The Pulsating Core of Self-Confidence
Confidence isn’t a feeling, trait, or mystical thing that only a select few possess.
It’s a skill — one that demands nothing but hard work.
Confidence with nothing to back it up is delusional arrogance — and truly confident people can instantly sniff it out.
In middle school, I had been skinny, wimpy, bad at sports, and painfully shy. It was working out that built my self-confidence — the process of building my physique more than the actual physique.
Even if I were to lose my physique and revert to my middle-school self, my confidence wouldn’t vanish — unless you wipe my memory of the entire experience.
The act of doing something, not the result, builds your confidence in it.
Go out and approach 100 women. Write every single day for 2 months. Hit the gym for 6 straight months. Run a half-marathon. Build a company from scratch.
No matter how many rejections, how bad your writing, or how bankrupt your company, you would have gained confidence.
A high-school dropout with 6 failed startups under his belt is leagues more confident than a Harvard MBA grad just hitting the field. The reason?
Experience — the pulsating core of confidence.
Like how every rep in the gym strengthens you, every attempt at something makes you more confident.
At Its Heart, It’s a Numbers Game
The beauty of just doing is that probability benefits you — even with the worst of odds, at least a few of your attempts will be successes.
“I’ve missed more than 9000 shots in my career. I’ve lost almost 300 games. 26 times, I’ve been trusted to take the game-winning shot and missed. I’ve failed over and over and over again in my life. And that is why I succeed.”
Even if you’re socially inept to the point of retarded, talking to 100 strangers will yield at least a handful of memorable conversations.
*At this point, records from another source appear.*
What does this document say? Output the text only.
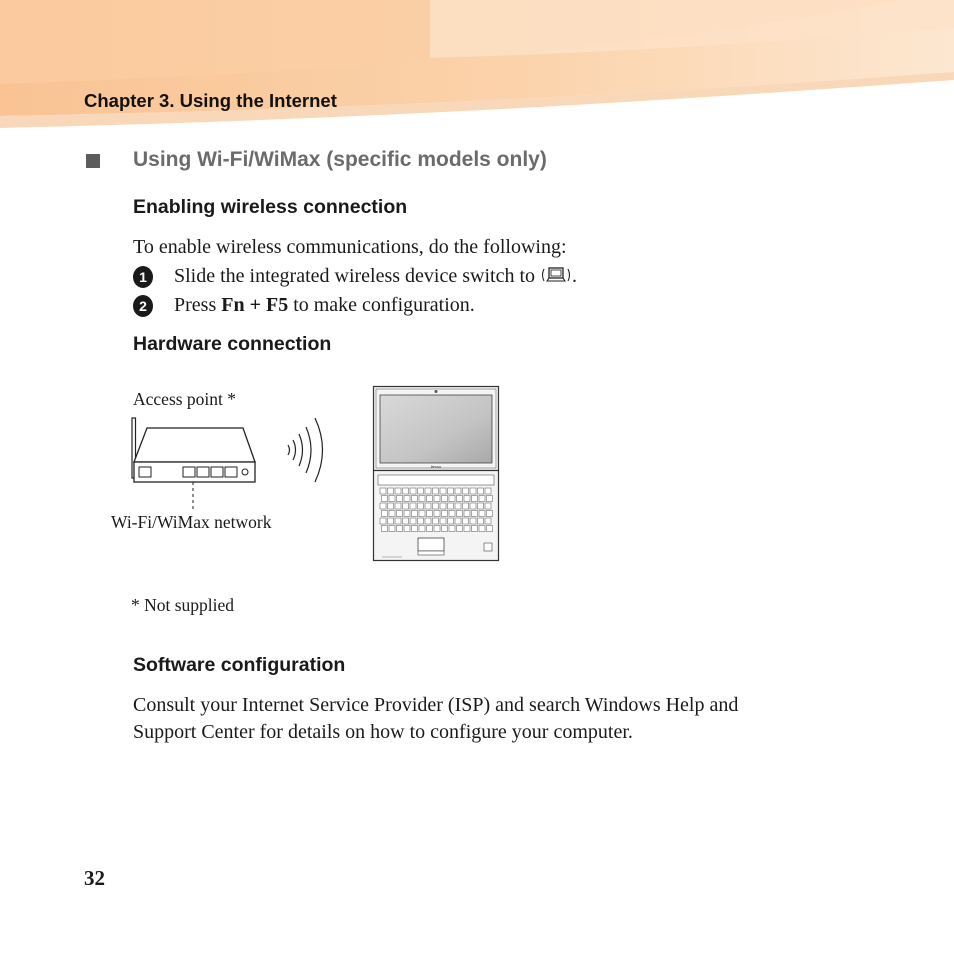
Chapter 3. Using the Internet
Using Wi-Fi/WiMax (specific models only)
Enabling wireless connection
To enable wireless communications, do the following:
1	Slide the integrated wireless device switch to .
2	Press Fn + F5 to make configuration.
Hardware connection
Access point *
Wi-Fi/WiMax network
lenovo
* Not supplied
Software configuration
Consult your Internet Service Provider (ISP) and search Windows Help and
Support Center for details on how to configure your computer.
32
When you do something repeatedly, despite obstacles, you’re “proving” to your mind that you have discipline and perseverance. So forget succeeding,
Just the act of trying to succeed puts you ahead of most of the world.
Can you optimize the numbers? Definitely — if you do your initial learning, analyze every failure, and embrace (harsh) feedback, you can decimate the number of attempts necessary.
Take approaching women. As a mumbling and foul-smelling unkempt couch potato, you’ll creep out 100 women before 1 gives you even a minute of her day.
But if you work out, eat clean, shower regularly, groom well, and work on your communication skills? — You might bag a date within your first few approaches.
Finally, Success Is a Feeling to Privately Relish In
No one will feel the same sense of elation and pride at your success as you will. Not even your doting mother or loving girlfriend.
Because only you have been witness to every fleeting thought and passing second of the journey.
It’s like an exotic dish — you can hear people swoon about it, watch others eat it, read expert reviews, but unless you try it yourself, you won’t get the exact feeling.
But almost every success starts because of external motivation—be it the pain of losing a loved one, compensation for being bullied, or insatiable hunger coming from an impoverished family.
It’s only along the way that genuine passion pops into the picture — and that is when you go from good to great.